Friday, September 08, 2006

22 Week in Ordinary Time, Saturday, September 9, 2006

Scripture: I Cor.4:6b-15. Psalm 145:17-21. Luke 6:1-5

Paul is describing what the apostles of the Lord and he, too, as one of them, must undergo for the sake of the Lord whom they are proclaiming and witnessing to as the move from community to community. Most of them will give up their lives in martyrdom for speaking out that Jesus is Lord. Their love for God seen through Jesus words and life brings them to suffering and rejection on the part of many. They are beaten and persecuted, but God brings them to the Kingdom through their martyrdom. Worldly people look at them as fools and the scum of the earth.
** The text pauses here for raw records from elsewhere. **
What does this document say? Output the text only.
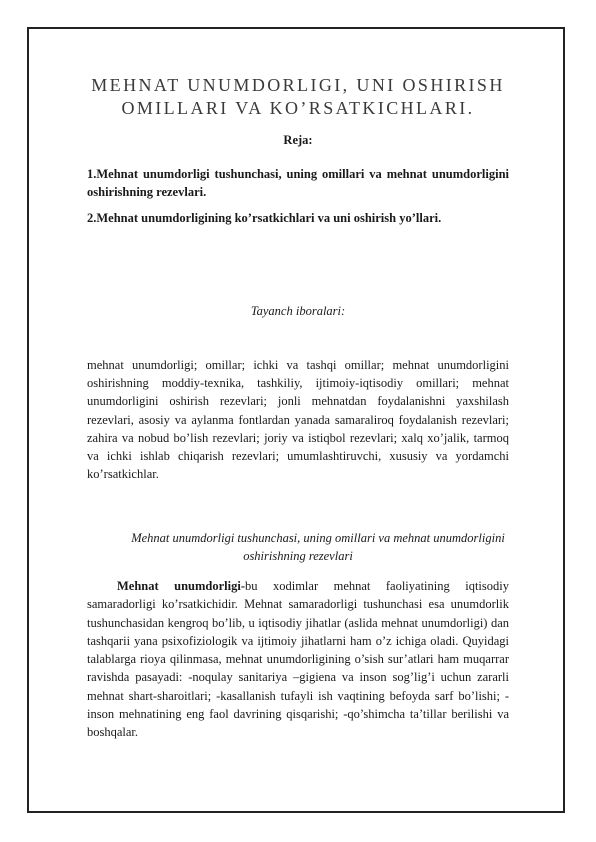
MEHNAT UNUMDORLIGI, UNI OSHIRISH OMILLARI VA KO’RSATKICHLARI.
Reja:
1.Mehnat unumdorligi tushunchasi, uning omillari va mehnat unumdorligini oshirishning rezevlari.
2.Mehnat unumdorligining ko’rsatkichlari va uni oshirish yo’llari.
Tayanch iboralari:

mehnat unumdorligi; omillar; ichki va tashqi omillar; mehnat unumdorligini oshirishning moddiy-texnika, tashkiliy, ijtimoiy-iqtisodiy omillari; mehnat unumdorligini oshirish rezevlari; jonli mehnatdan foydalanishni yaxshilash rezevlari, asosiy va aylanma fontlardan yanada samaraliroq foydalanish rezevlari; zahira va nobud bo’lish rezevlari; joriy va istiqbol rezevlari; xalq xo’jalik, tarmoq va ichki ishlab chiqarish rezevlari; umumlashtiruvchi, xususiy va yordamchi ko’rsatkichlar.

Mehnat unumdorligi tushunchasi, uning omillari va mehnat unumdorligini
oshirishning rezevlari

Mehnat unumdorligi-bu xodimlar mehnat faoliyatining iqtisodiy samaradorligi ko’rsatkichidir. Mehnat samaradorligi tushunchasi esa unumdorlik tushunchasidan kengroq bo’lib, u iqtisodiy jihatlar (aslida mehnat unumdorligi) dan tashqarii yana psixofiziologik va ijtimoiy jihatlarni ham o’z ichiga oladi. Quyidagi talablarga rioya qilinmasa, mehnat unumdorligining o’sish sur’atlari ham muqarrar ravishda pasayadi: -noqulay sanitariya –gigiena va inson sog’lig’i uchun zararli mehnat shart-sharoitlari; -kasallanish tufayli ish vaqtining befoyda sarf bo’lishi; -inson mehnatining eng faol davrining qisqarishi; -qo’shimcha ta’tillar berilishi va boshqalar.
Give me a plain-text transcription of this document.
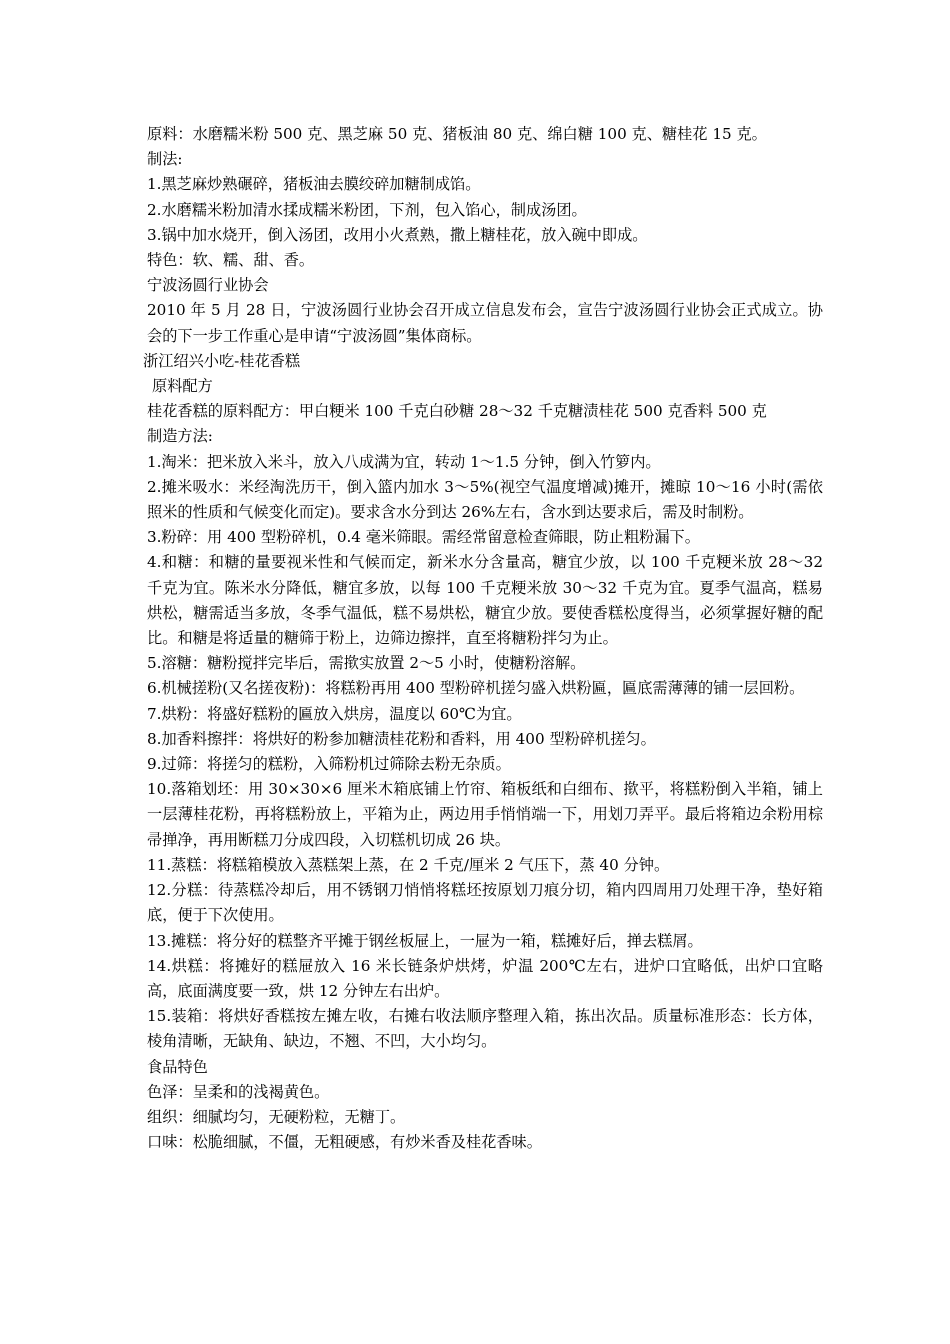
原料：水磨糯米粉 500 克、黑芝麻 50 克、猪板油 80 克、绵白糖 100 克、糖桂花 15 克。

制法:

1.黑芝麻炒熟碾碎，猪板油去膜绞碎加糖制成馅。

2.水磨糯米粉加清水揉成糯米粉团，下剂，包入馅心，制成汤团。

3.锅中加水烧开，倒入汤团，改用小火煮熟，撒上糖桂花，放入碗中即成。

特色：软、糯、甜、香。

宁波汤圆行业协会

2010 年 5 月 28 日，宁波汤圆行业协会召开成立信息发布会，宣告宁波汤圆行业协会正式成立。协会的下一步工作重心是申请“宁波汤圆”集体商标。

浙江绍兴小吃-桂花香糕

原料配方

桂花香糕的原料配方：甲白粳米 100 千克白砂糖 28～32 千克糖渍桂花 500 克香料 500 克

制造方法:

1.淘米：把米放入米斗，放入八成满为宜，转动 1～1.5 分钟，倒入竹箩内。

2.摊米吸水：米经淘洗历干，倒入篮内加水 3～5%(视空气温度增减)摊开，摊晾 10～16 小时(需依照米的性质和气候变化而定)。要求含水分到达 26%左右，含水到达要求后，需及时制粉。

3.粉碎：用 400 型粉碎机，0.4 毫米筛眼。需经常留意检查筛眼，防止粗粉漏下。

4.和糖：和糖的量要视米性和气候而定，新米水分含量高，糖宜少放，以 100 千克粳米放 28～32 千克为宜。陈米水分降低，糖宜多放，以每 100 千克粳米放 30～32 千克为宜。夏季气温高，糕易烘松，糖需适当多放，冬季气温低，糕不易烘松，糖宜少放。要使香糕松度得当，必须掌握好糖的配比。和糖是将适量的糖筛于粉上，边筛边擦拌，直至将糖粉拌匀为止。

5.溶糖：糖粉搅拌完毕后，需揿实放置 2～5 小时，使糖粉溶解。

6.机械搓粉(又名搓夜粉)：将糕粉再用 400 型粉碎机搓匀盛入烘粉匾，匾底需薄薄的铺一层回粉。

7.烘粉：将盛好糕粉的匾放入烘房，温度以 60℃为宜。

8.加香料擦拌：将烘好的粉参加糖渍桂花粉和香料，用 400 型粉碎机搓匀。

9.过筛：将搓匀的糕粉，入筛粉机过筛除去粉无杂质。

10.落箱划坯：用 30×30×6 厘米木箱底铺上竹帘、箱板纸和白细布、揿平，将糕粉倒入半箱，铺上一层薄桂花粉，再将糕粉放上，平箱为止，两边用手悄悄端一下，用划刀弄平。最后将箱边余粉用棕帚掸净，再用断糕刀分成四段，入切糕机切成 26 块。

11.蒸糕：将糕箱模放入蒸糕架上蒸，在 2 千克/厘米 2 气压下，蒸 40 分钟。

12.分糕：待蒸糕冷却后，用不锈钢刀悄悄将糕坯按原划刀痕分切，箱内四周用刀处理干净，垫好箱底，便于下次使用。

13.摊糕：将分好的糕整齐平摊于钢丝板屉上，一屉为一箱，糕摊好后，掸去糕屑。

14.烘糕：将摊好的糕屉放入 16 米长链条炉烘烤，炉温 200℃左右，进炉口宜略低，出炉口宜略高，底面满度要一致，烘 12 分钟左右出炉。

15.装箱：将烘好香糕按左摊左收，右摊右收法顺序整理入箱，拣出次品。质量标准形态：长方体，棱角清晰，无缺角、缺边，不翘、不凹，大小均匀。

食品特色

色泽：呈柔和的浅褐黄色。

组织：细腻均匀，无硬粉粒，无糖丁。

口味：松脆细腻，不僵，无粗硬感，有炒米香及桂花香味。
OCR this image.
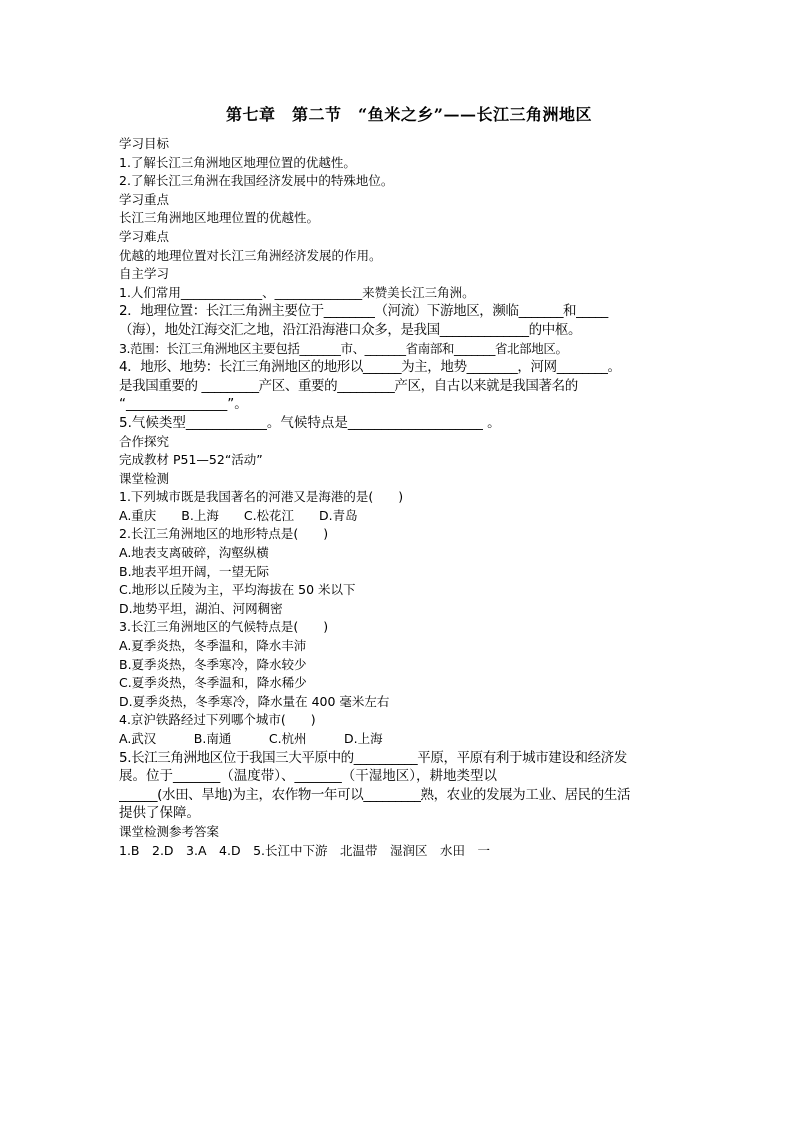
第七章　第二节　“鱼米之乡”——长江三角洲地区
学习目标
1.了解长江三角洲地区地理位置的优越性。
2.了解长江三角洲在我国经济发展中的特殊地位。
学习重点
长江三角洲地区地理位置的优越性。
学习难点
优越的地理位置对长江三角洲经济发展的作用。
自主学习
1.人们常用_____________、______________来赞美长江三角洲。
2．地理位置：长江三角洲主要位于________（河流）下游地区，濒临_______和_____
（海），地处江海交汇之地，沿江沿海港口众多，是我国______________的中枢。
3.范围：长江三角洲地区主要包括_______市、_______省南部和_______省北部地区。
4．地形、地势：长江三角洲地区的地形以______为主，地势________，河网________。
是我国重要的 _________产区、重要的_________产区，自古以来就是我国著名的
“_______________”。
5.气候类型____________。气候特点是____________________ 。
合作探究
完成教材 P51—52“活动”
课堂检测
1.下列城市既是我国著名的河港又是海港的是(　　)
A.重庆　　B.上海　　C.松花江　　D.青岛
2.长江三角洲地区的地形特点是(　　)
A.地表支离破碎，沟壑纵横
B.地表平坦开阔，一望无际
C.地形以丘陵为主，平均海拔在 50 米以下
D.地势平坦，湖泊、河网稠密
3.长江三角洲地区的气候特点是(　　)
A.夏季炎热，冬季温和，降水丰沛
B.夏季炎热，冬季寒冷，降水较少
C.夏季炎热，冬季温和，降水稀少
D.夏季炎热，冬季寒冷，降水量在 400 毫米左右
4.京沪铁路经过下列哪个城市(　　)
A.武汉　　　B.南通　　　C.杭州　　　D.上海
5.长江三角洲地区位于我国三大平原中的__________平原，平原有利于城市建设和经济发
展。位于_______（温度带）、_______（干湿地区），耕地类型以
______(水田、旱地)为主，农作物一年可以_________熟，农业的发展为工业、居民的生活
提供了保障。
课堂检测参考答案
1.B　2.D　3.A　4.D　5.长江中下游　北温带　湿润区　水田　一
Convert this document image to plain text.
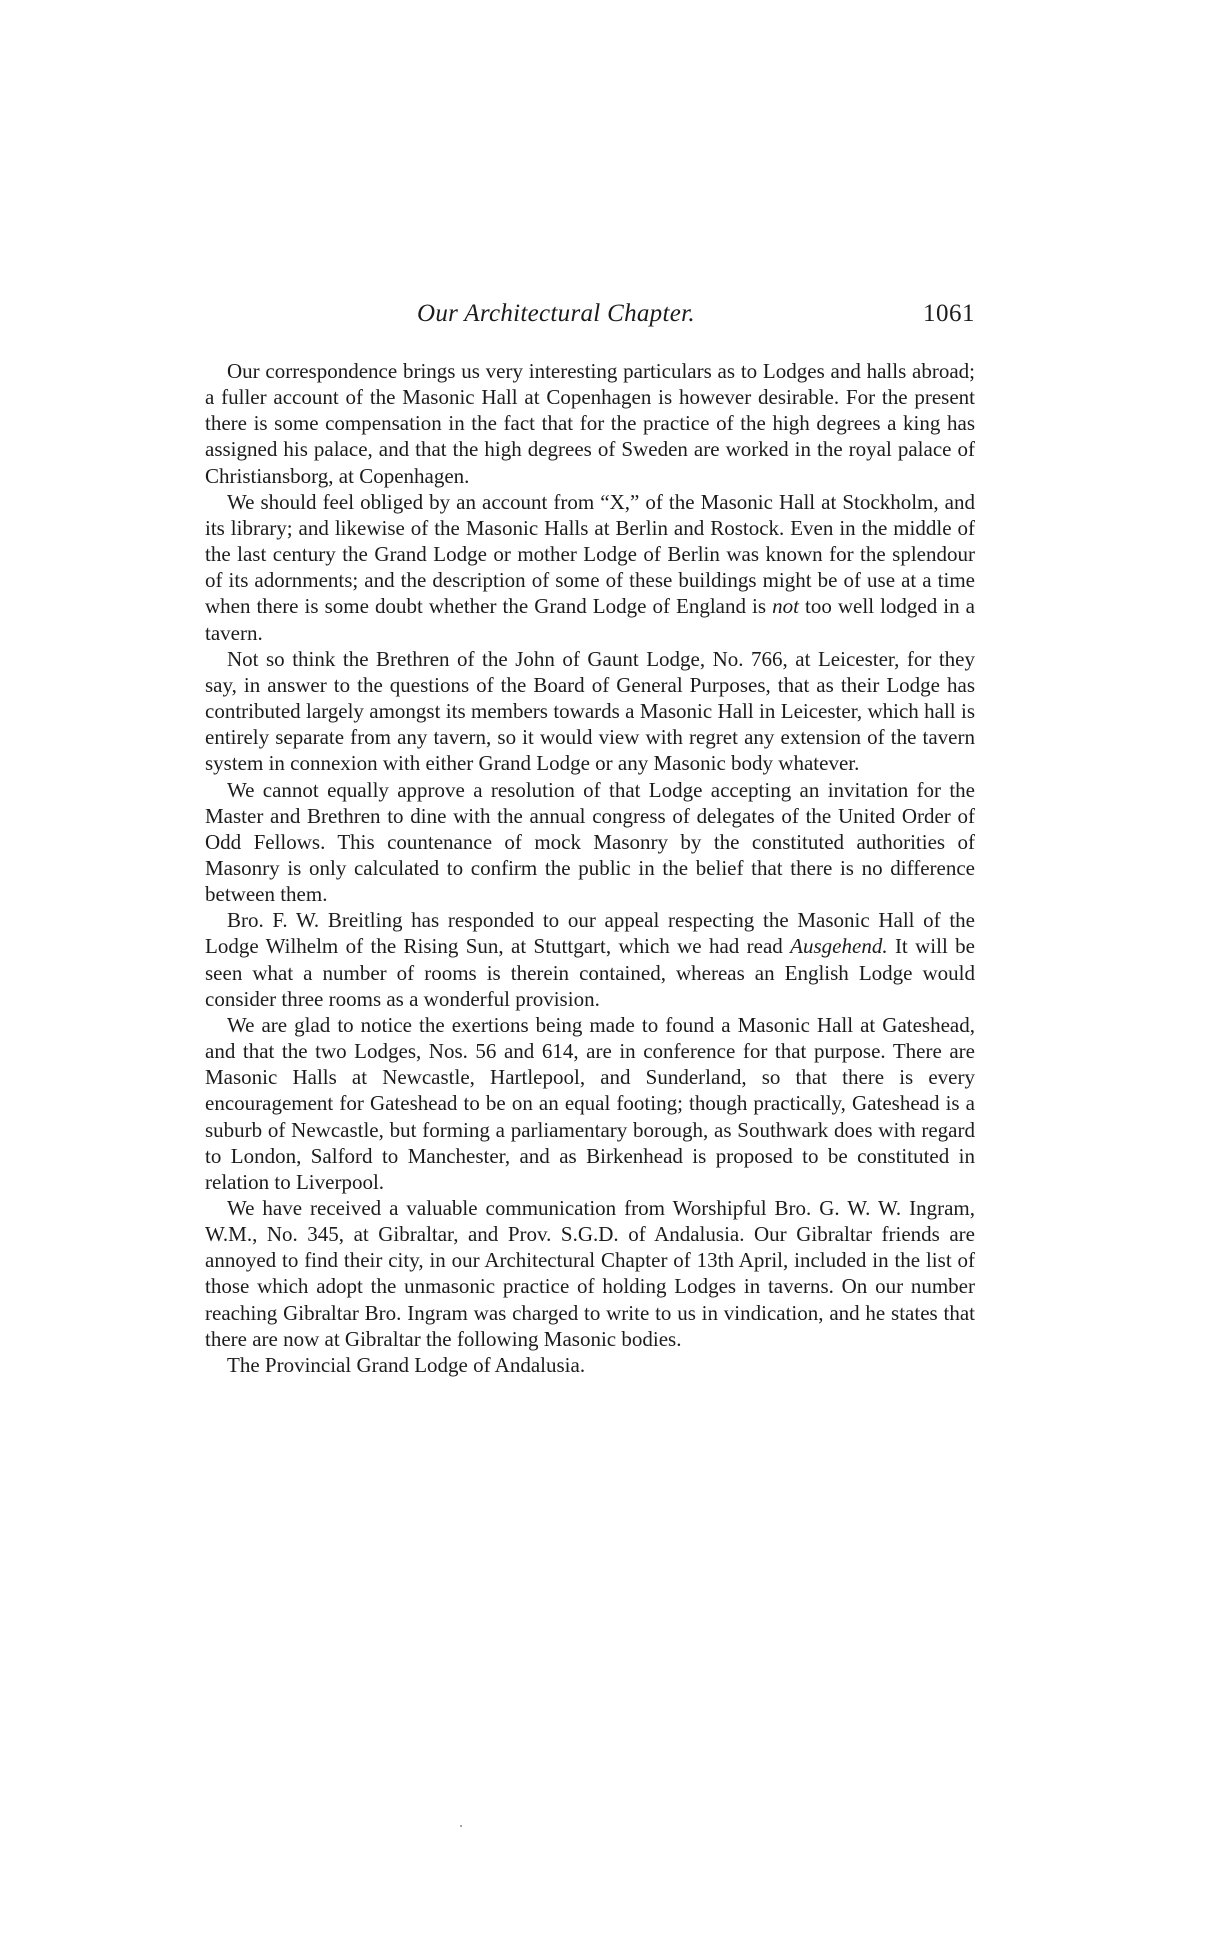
Our Architectural Chapter.	1061

Our correspondence brings us very interesting particulars as to Lodges and halls abroad; a fuller account of the Masonic Hall at Copenhagen is however desirable. For the present there is some compensation in the fact that for the practice of the high degrees a king has assigned his palace, and that the high degrees of Sweden are worked in the royal palace of Christiansborg, at Copenhagen.

We should feel obliged by an account from “X,” of the Masonic Hall at Stockholm, and its library; and likewise of the Masonic Halls at Berlin and Rostock. Even in the middle of the last century the Grand Lodge or mother Lodge of Berlin was known for the splendour of its adornments; and the description of some of these buildings might be of use at a time when there is some doubt whether the Grand Lodge of England is not too well lodged in a tavern.

Not so think the Brethren of the John of Gaunt Lodge, No. 766, at Leicester, for they say, in answer to the questions of the Board of General Purposes, that as their Lodge has contributed largely amongst its members towards a Masonic Hall in Leicester, which hall is entirely separate from any tavern, so it would view with regret any extension of the tavern system in connexion with either Grand Lodge or any Masonic body whatever.

We cannot equally approve a resolution of that Lodge accepting an invitation for the Master and Brethren to dine with the annual congress of delegates of the United Order of Odd Fellows. This countenance of mock Masonry by the constituted authorities of Masonry is only calculated to confirm the public in the belief that there is no difference between them.

Bro. F. W. Breitling has responded to our appeal respecting the Masonic Hall of the Lodge Wilhelm of the Rising Sun, at Stuttgart, which we had read Ausgehend. It will be seen what a number of rooms is therein contained, whereas an English Lodge would consider three rooms as a wonderful provision.

We are glad to notice the exertions being made to found a Masonic Hall at Gateshead, and that the two Lodges, Nos. 56 and 614, are in conference for that purpose. There are Masonic Halls at Newcastle, Hartlepool, and Sunderland, so that there is every encouragement for Gateshead to be on an equal footing; though practically, Gateshead is a suburb of Newcastle, but forming a parliamentary borough, as Southwark does with regard to London, Salford to Manchester, and as Birkenhead is proposed to be constituted in relation to Liverpool.

We have received a valuable communication from Worshipful Bro. G. W. W. Ingram, W.M., No. 345, at Gibraltar, and Prov. S.G.D. of Andalusia. Our Gibraltar friends are annoyed to find their city, in our Architectural Chapter of 13th April, included in the list of those which adopt the unmasonic practice of holding Lodges in taverns. On our number reaching Gibraltar Bro. Ingram was charged to write to us in vindication, and he states that there are now at Gibraltar the following Masonic bodies.

The Provincial Grand Lodge of Andalusia.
They are in the words of Paul, "Fools for Christ's sake." Their only hope was in God and they lived out the cries and anguish of the Psalms. Today, the Psalm response expresses their hope and trust in God: "The Lord is near to all who call upon him." Psalm 145:18. This reminded me of a new book we started to read in the seventh grade at St. William's in East Pittsburgh, Pennsylvania. It was about several of the Roman martyrs who were sought out from a cave (catacombs?) and were witnesses to Jesus by giving up their lives for the Gospel. I was very impressed by their total gift of self and that is about the only thing I remember from our readings in gradeschool.

Jesus is defending his disciples against those condemning their actions of eating grain-heads of wheat on the Sabbath. Those who are ritualists rather than pastors judge by rules and miss the point of the Sabbath. Jesus has to point out to them that David, on a Sabbath, even went to the house of God and took the bread to feed his soldiers. This sacred bread was reserved for the priests. Jesus' authority came from within his heart and soul in conformity with the true spirit and interpretation of the Sabbath. He caps this off with a very strong and astonishing statement, " The Son of Man ( a title Jesus used for himself) is Lord even of the Sabbath." In another place he also says, "The Sabbath was made for humankind, and not humankind for the Sabbath; so the Son of Man is lord even of the Sabbath." (Mark 2:27-28).

The theme of the grains of wheat made me think of the Eucharist. I thank God that the bread of life and the cup of salvation are the daily gift of Jesus for us his modern disciples. I believe the Eucharist helps us to see the bigger picture of life and not to get lost in some of the nitty-gritty details that filter through the hours of each day. Amen.